Belirli bir siyâsî yapının koordine ettiği ve bazı sendikalar tarafından realize edilen "tayin" tercihleri, büyük ve merkezi okullarda meslekî açıdan yetersiz öğretmenlerin artmasına neden olmuştur. Meslekî yetersizliklerin ölçülmesi eğitim sürecinde en kolay yapılabilen bir ölçmedir. Kesin-net sonuçlar da -öğrenci birer ürün olarak değerlendirildiğinde- üretim sonucunda elde edilen ürünün kalitesinden rahatlıkla anlaşılabilir. Bu ölçmeyi, bu sürece bir şekilde katılan herkes herhangi bir bilimsel teknik kullanmadan yapabilmektedir. Çünkü; ürün yaşayan bir varlık olarak ailededir, toplumdadır; saklanamamaktadır. Aynı ürünün nesnel kriterlerle tedrisat yapmayan ve bilhassa politize olmuş üniversite kampüslerine dahil olması, yanlış etkilerle yetişen gençlerimizdeki travmaları derinleştirmekte ve onları cehâletin ellerine teslim etmektedir. Üniversitelerdeki öğretim üyeleri yapılanması da aynı dönemde,aynı siyâsı etkilerle oluşmuş olduğundan, Milli Eğitim temel Kanunu üniversitelerde de ihlal edilerek gençlerin yetiştirilmesine(!) devam edilmiştir.
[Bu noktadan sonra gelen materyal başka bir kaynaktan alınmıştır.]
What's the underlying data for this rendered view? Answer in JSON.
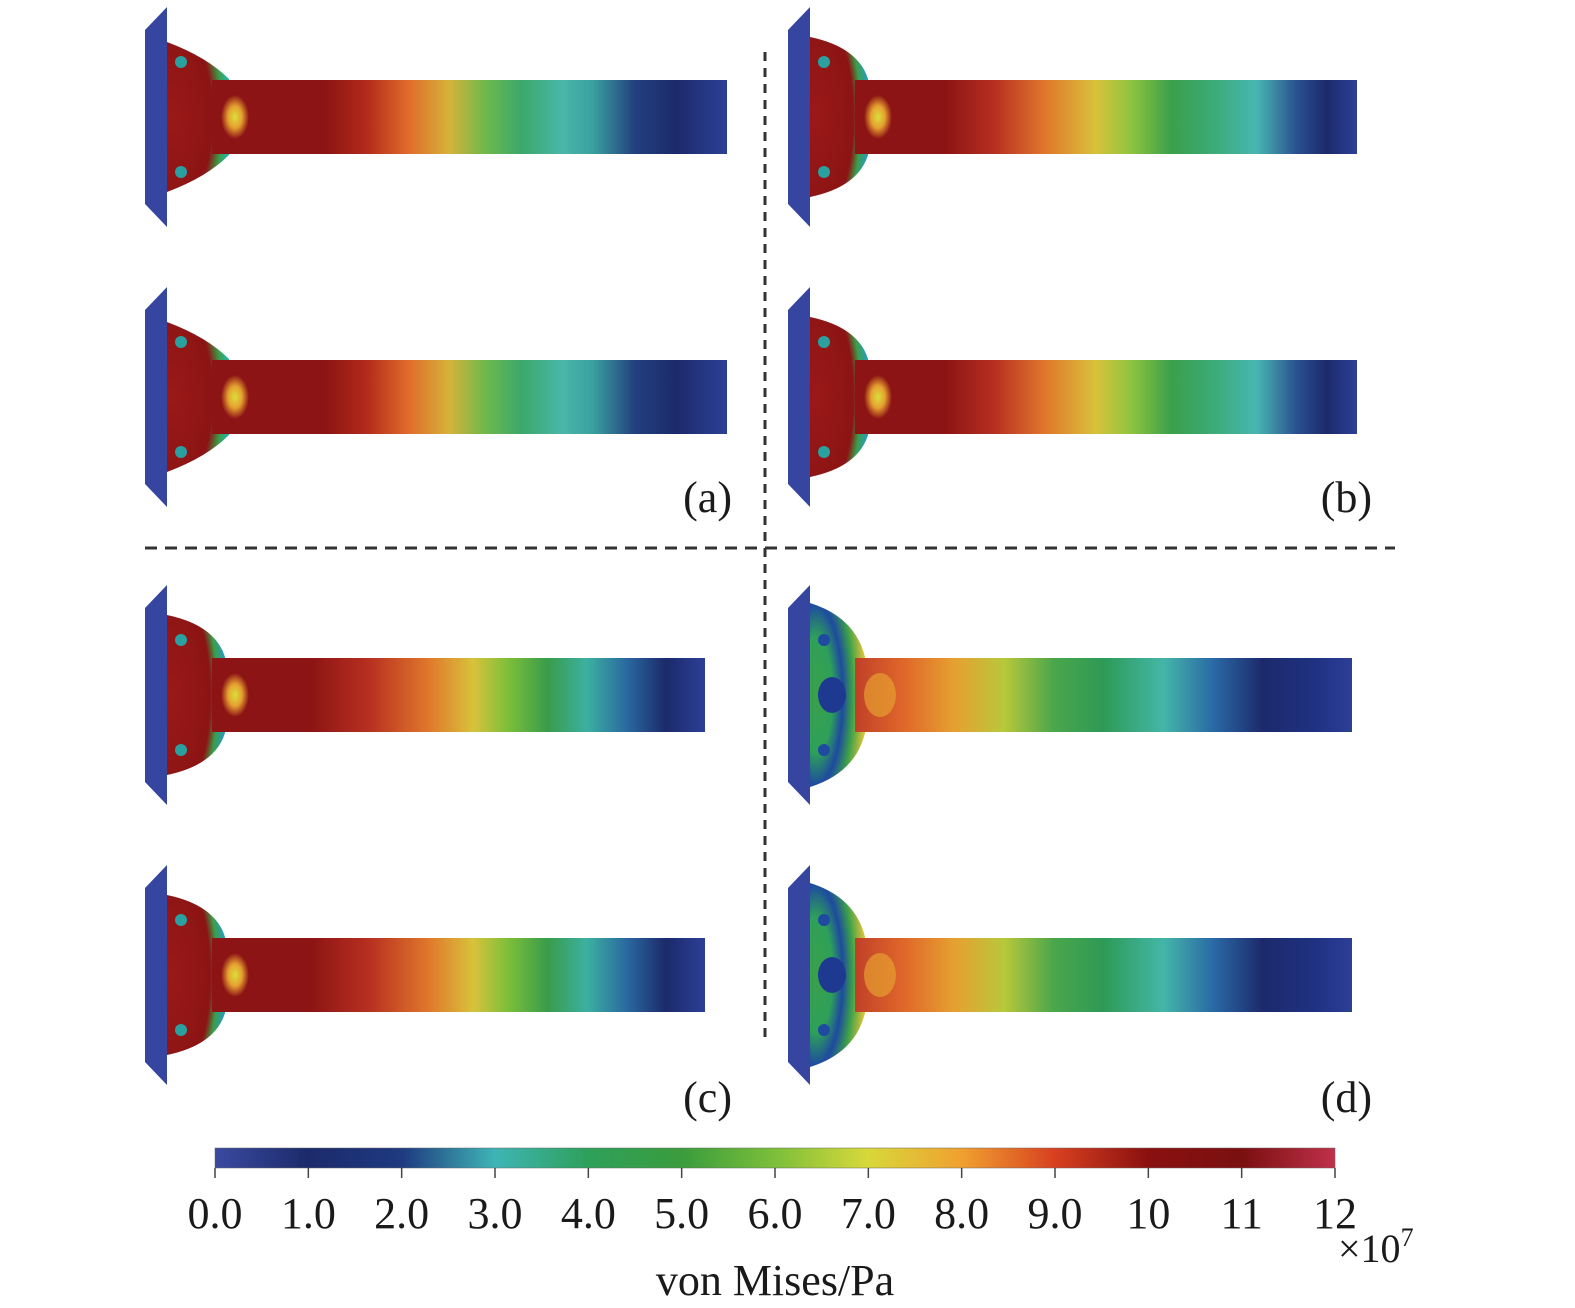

Yeni neslin/nesillerin yaşadığı "cehâlet psikozu"ndan sorumlu olan suçlular, toplumların tarihlerinde daima anılagelmişlerdir. Tarihî başarılarıyla ünlü Osmanlı Medreselerinin Osmanlı'nın son dönemlerinde yaşadığı bu tür bozulma, o dönemdeki ve sonraki dönemlerde sosyal yapıyı mahvetmiş ve cehaleti tırmandırmıştır. 

Medreseler ve müderrisler en çok bu sebeple suçlandıkları için henüz toplum tarafından aklanabilmiş/affedilebilmiş değildirler. Eğitim sistemimizin halk nezdinde yaşadığı güvensizlik artık saklanamayacak düzeydedir. İnsanlar farkında olmadıkları dönemlerde sistemi suçluyorlardı. Ancak son dönemlerde sistemin temel unsuru olan eğiticinin ve eğitim yöneticisinin yetersizliklerini fark etmeye başladılar. Sorumlu suçluları tesbit eden bir halka, başka bir suçlu göstermek de mümkün değildir.

İnsanlar, başarısızlıkları çocuklarının yetersizliklerine bağladıkları dönemi aştılar. İdeal bir eğitim almalarını istedikleri çocuklarının anlamadıkları nedenlerle ruhsal bozukluklar yaşamalarından sıkıldılar, onların parçalarını psikologlardan, psikiyatristlerden ve psikoterapistlerden toplamaktan bıktılar. İnsanlar, artık çocuklarını suçlamıyorlar. Sorumlu suçluları buldular. Biliyorlar ki; eğitim süreci iyi yönetilemiyor ve eğiten grubun çoğunluğu mesleki açıdan yeterli değil. Çocuklarının cahillik versiyonlarını teşhir etmelerindeki esas nedeni bulduklarını düşünüyorlar.